See "Tzarphat"/"Tzarphatim."< [Forster]
Yes, naturally I had considered that possibility. But the form Tsarfati
is neither biblical nor even talmudic, but first appears in post-talmudic
medieval literature. Hence we can't assume that the adjective would necessarily
have been formed in this way from the noun Natzerat in the first century
(assuming arguendo that that site had that name in that century, which others
have been telling us does not appear to have been the case!)
On the other hand, Mandelkern draws our attention to a guy called Malkiyah
ben Ha-Tsorefi in Neh. 3:31, listing him under Tsarefat, but with a question-
mark. Translations don't normally suggest that Malkiyah was the son of a
man from Tsarefat (that is, the village usually rendered as Zarephath, home of
the famous widow in the story of Elijah in 1 Kings 17); rather, they relate
that word to the name of a town, but to the word tsoref, a gold or silver-
smith. If that is correct, the "i" ending on tsoref would be one of the few
biblical examples of a hold-over from the time when Hebrew had case endings
(ben hatsoref would have taken the genitive "i" case ending such as still
exists in Arabic).

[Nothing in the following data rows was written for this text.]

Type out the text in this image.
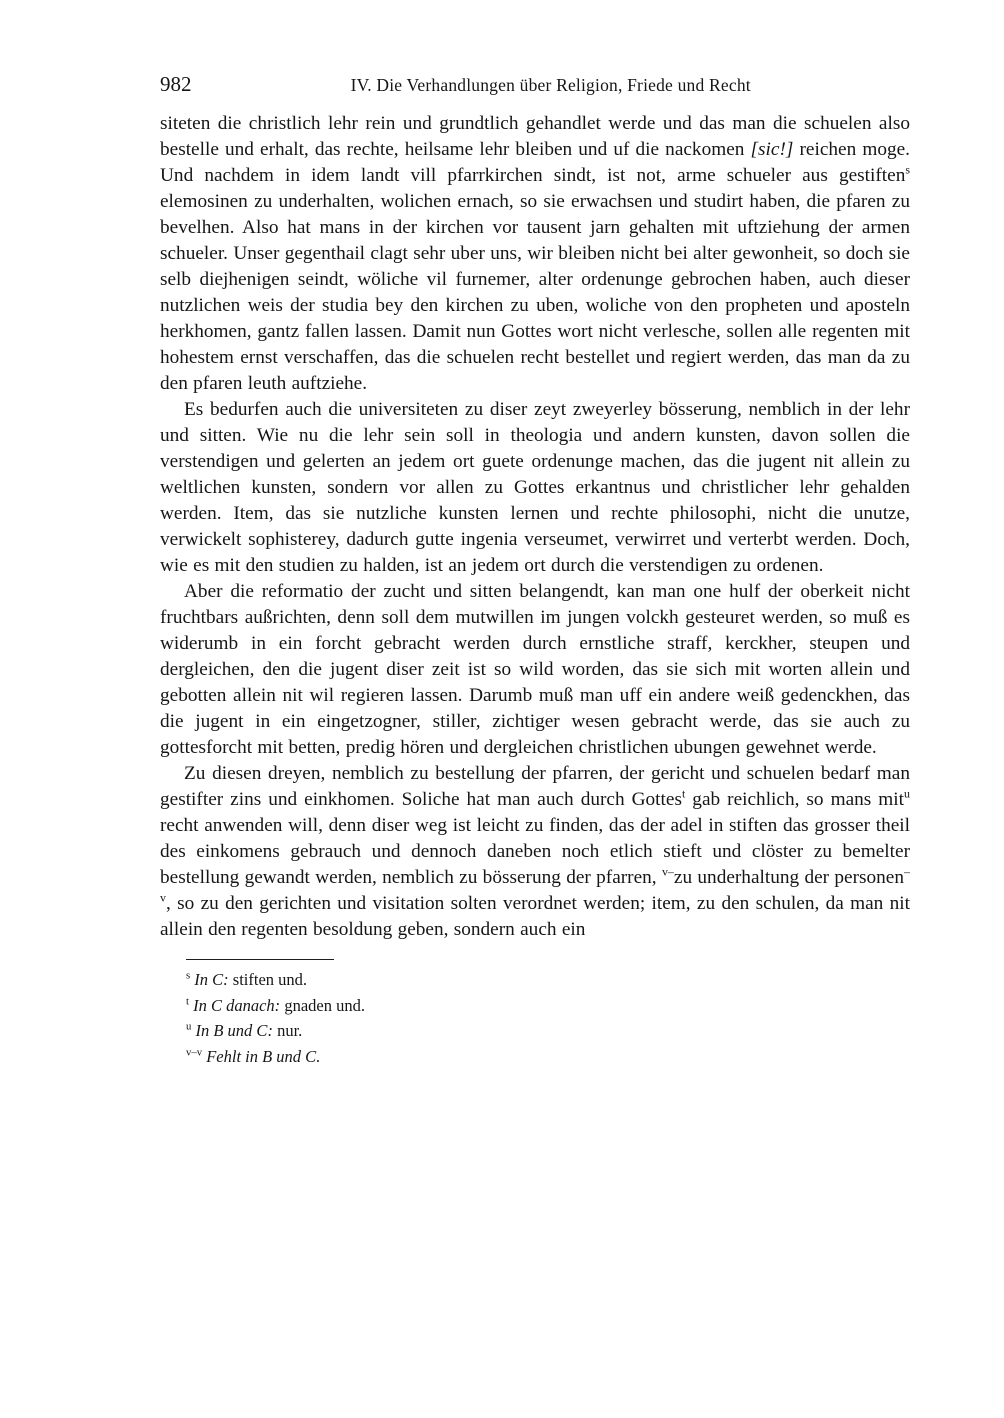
982	IV. Die Verhandlungen über Religion, Friede und Recht

siteten die christlich lehr rein und grundtlich gehandlet werde und das man die schuelen also bestelle und erhalt, das rechte, heilsame lehr bleiben und uf die nackomen [sic!] reichen moge. Und nachdem in idem landt vill pfarrkirchen sindt, ist not, arme schueler aus gestiften$^s$ elemosinen zu underhalten, wolichen ernach, so sie erwachsen und studirt haben, die pfaren zu bevelhen. Also hat mans in der kirchen vor tausent jarn gehalten mit uftziehung der armen schueler. Unser gegenthail clagt sehr uber uns, wir bleiben nicht bei alter gewonheit, so doch sie selb diejhenigen seindt, wöliche vil furnemer, alter ordenunge gebrochen haben, auch dieser nutzlichen weis der studia bey den kirchen zu uben, woliche von den propheten und aposteln herkhomen, gantz fallen lassen. Damit nun Gottes wort nicht verlesche, sollen alle regenten mit hohestem ernst verschaffen, das die schuelen recht bestellet und regiert werden, das man da zu den pfaren leuth auftziehe.

Es bedurfen auch die universiteten zu diser zeyt zweyerley bösserung, nemblich in der lehr und sitten. Wie nu die lehr sein soll in theologia und andern kunsten, davon sollen die verstendigen und gelerten an jedem ort guete ordenunge machen, das die jugent nit allein zu weltlichen kunsten, sondern vor allen zu Gottes erkantnus und christlicher lehr gehalden werden. Item, das sie nutzliche kunsten lernen und rechte philosophi, nicht die unutze, verwickelt sophisterey, dadurch gutte ingenia verseumet, verwirret und verterbt werden. Doch, wie es mit den studien zu halden, ist an jedem ort durch die verstendigen zu ordenen.

Aber die reformatio der zucht und sitten belangendt, kan man one hulf der oberkeit nicht fruchtbars außrichten, denn soll dem mutwillen im jungen volckh gesteuret werden, so muß es widerumb in ein forcht gebracht werden durch ernstliche straff, kerckher, steupen und dergleichen, den die jugent diser zeit ist so wild worden, das sie sich mit worten allein und gebotten allein nit wil regieren lassen. Darumb muß man uff ein andere weiß gedenckhen, das die jugent in ein eingetzogner, stiller, zichtiger wesen gebracht werde, das sie auch zu gottesforcht mit betten, predig hören und dergleichen christlichen ubungen gewehnet werde.

Zu diesen dreyen, nemblich zu bestellung der pfarren, der gericht und schuelen bedarf man gestifter zins und einkhomen. Soliche hat man auch durch Gottes$^t$ gab reichlich, so mans mit$^u$ recht anwenden will, denn diser weg ist leicht zu finden, das der adel in stiften das grosser theil des einkomens gebrauch und dennoch daneben noch etlich stieft und clöster zu bemelter bestellung gewandt werden, nemblich zu bösserung der pfarren, $^{v-}$zu underhaltung der personen$^{-v}$, so zu den gerichten und visitation solten verordnet werden; item, zu den schulen, da man nit allein den regenten besoldung geben, sondern auch ein

$^s$ In C: stiften und.

$^t$ In C danach: gnaden und.

$^u$ In B und C: nur.

$^{v-v}$ Fehlt in B und C.
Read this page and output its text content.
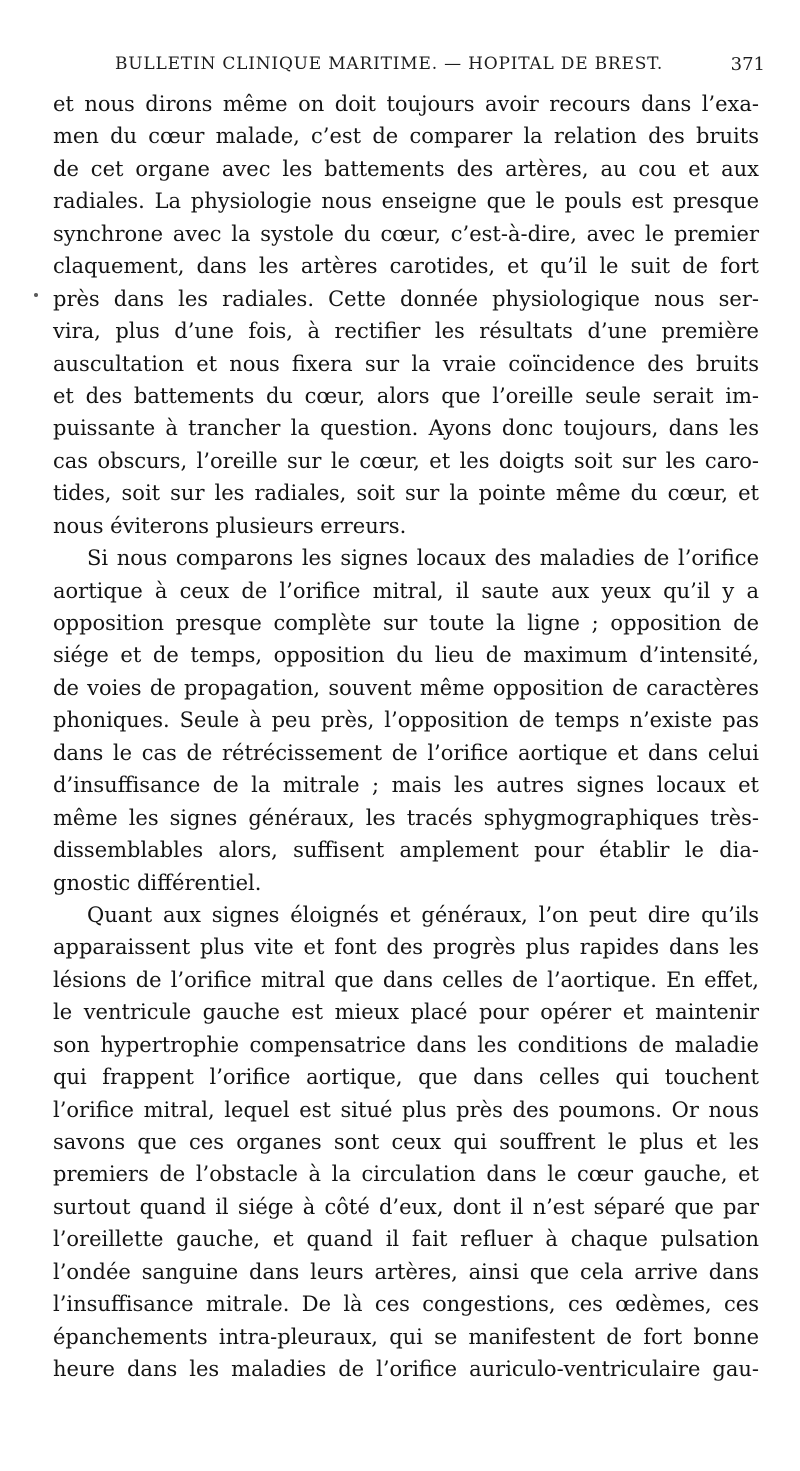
BULLETIN CLINIQUE MARITIME. — HOPITAL DE BREST.	371
et nous dirons même on doit toujours avoir recours dans l’exa-
men du cœur malade, c’est de comparer la relation des bruits
de cet organe avec les battements des artères, au cou et aux
radiales. La physiologie nous enseigne que le pouls est presque
synchrone avec la systole du cœur, c’est-à-dire, avec le premier
claquement, dans les artères carotides, et qu’il le suit de fort
près dans les radiales. Cette donnée physiologique nous ser-
vira, plus d’une fois, à rectifier les résultats d’une première
auscultation et nous fixera sur la vraie coïncidence des bruits
et des battements du cœur, alors que l’oreille seule serait im-
puissante à trancher la question. Ayons donc toujours, dans les
cas obscurs, l’oreille sur le cœur, et les doigts soit sur les caro-
tides, soit sur les radiales, soit sur la pointe même du cœur, et
nous éviterons plusieurs erreurs.
Si nous comparons les signes locaux des maladies de l’orifice
aortique à ceux de l’orifice mitral, il saute aux yeux qu’il y a
opposition presque complète sur toute la ligne ; opposition de
siége et de temps, opposition du lieu de maximum d’intensité,
de voies de propagation, souvent même opposition de caractères
phoniques. Seule à peu près, l’opposition de temps n’existe pas
dans le cas de rétrécissement de l’orifice aortique et dans celui
d’insuffisance de la mitrale ; mais les autres signes locaux et
même les signes généraux, les tracés sphygmographiques très-
dissemblables alors, suffisent amplement pour établir le dia-
gnostic différentiel.
Quant aux signes éloignés et généraux, l’on peut dire qu’ils
apparaissent plus vite et font des progrès plus rapides dans les
lésions de l’orifice mitral que dans celles de l’aortique. En effet,
le ventricule gauche est mieux placé pour opérer et maintenir
son hypertrophie compensatrice dans les conditions de maladie
qui frappent l’orifice aortique, que dans celles qui touchent
l’orifice mitral, lequel est situé plus près des poumons. Or nous
savons que ces organes sont ceux qui souffrent le plus et les
premiers de l’obstacle à la circulation dans le cœur gauche, et
surtout quand il siége à côté d’eux, dont il n’est séparé que par
l’oreillette gauche, et quand il fait refluer à chaque pulsation
l’ondée sanguine dans leurs artères, ainsi que cela arrive dans
l’insuffisance mitrale. De là ces congestions, ces œdèmes, ces
épanchements intra-pleuraux, qui se manifestent de fort bonne
heure dans les maladies de l’orifice auriculo-ventriculaire gau-
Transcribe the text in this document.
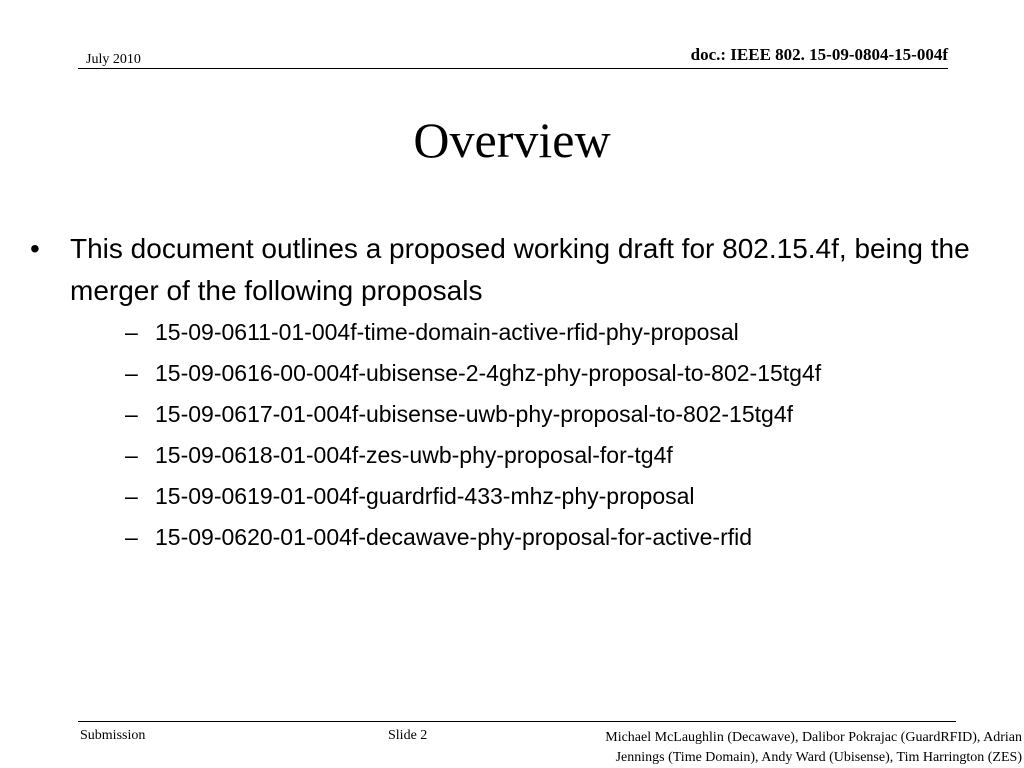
July 2010	doc.: IEEE 802. 15-09-0804-15-004f
Overview
• This document outlines a proposed working draft for 802.15.4f, being the merger of the following proposals
– 15-09-0611-01-004f-time-domain-active-rfid-phy-proposal
– 15-09-0616-00-004f-ubisense-2-4ghz-phy-proposal-to-802-15tg4f
– 15-09-0617-01-004f-ubisense-uwb-phy-proposal-to-802-15tg4f
– 15-09-0618-01-004f-zes-uwb-phy-proposal-for-tg4f
– 15-09-0619-01-004f-guardrfid-433-mhz-phy-proposal
– 15-09-0620-01-004f-decawave-phy-proposal-for-active-rfid
Submission	Slide 2	Michael McLaughlin (Decawave), Dalibor Pokrajac (GuardRFID), Adrian
Jennings (Time Domain), Andy Ward (Ubisense), Tim Harrington (ZES)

But if, on the other hand, tsorefi really did mean a "man
from Zarefath," then by analogy notzeri could actually have designated a
"man from Nazareth" - in which case, Yeshua ha-notseri could certainly have
designated "Jesus the Nazarene." Since I don't know when he was first referred
to as such in Hebrew, I can't offer an opinion on whether the site called
Nazareth in the NT was or was not called by that name in Jesus' own day.
Judith Romney Wegner
PS In case anyone is wondering, all those "e"s I keep inserting in the words
usually transliterated notzri, tsorfi, etc., represent shewa na', which
this form grammaticlaly requires. Most people seem to assume it is a
shewa naX and leave out the "e", but I think that is incorrect.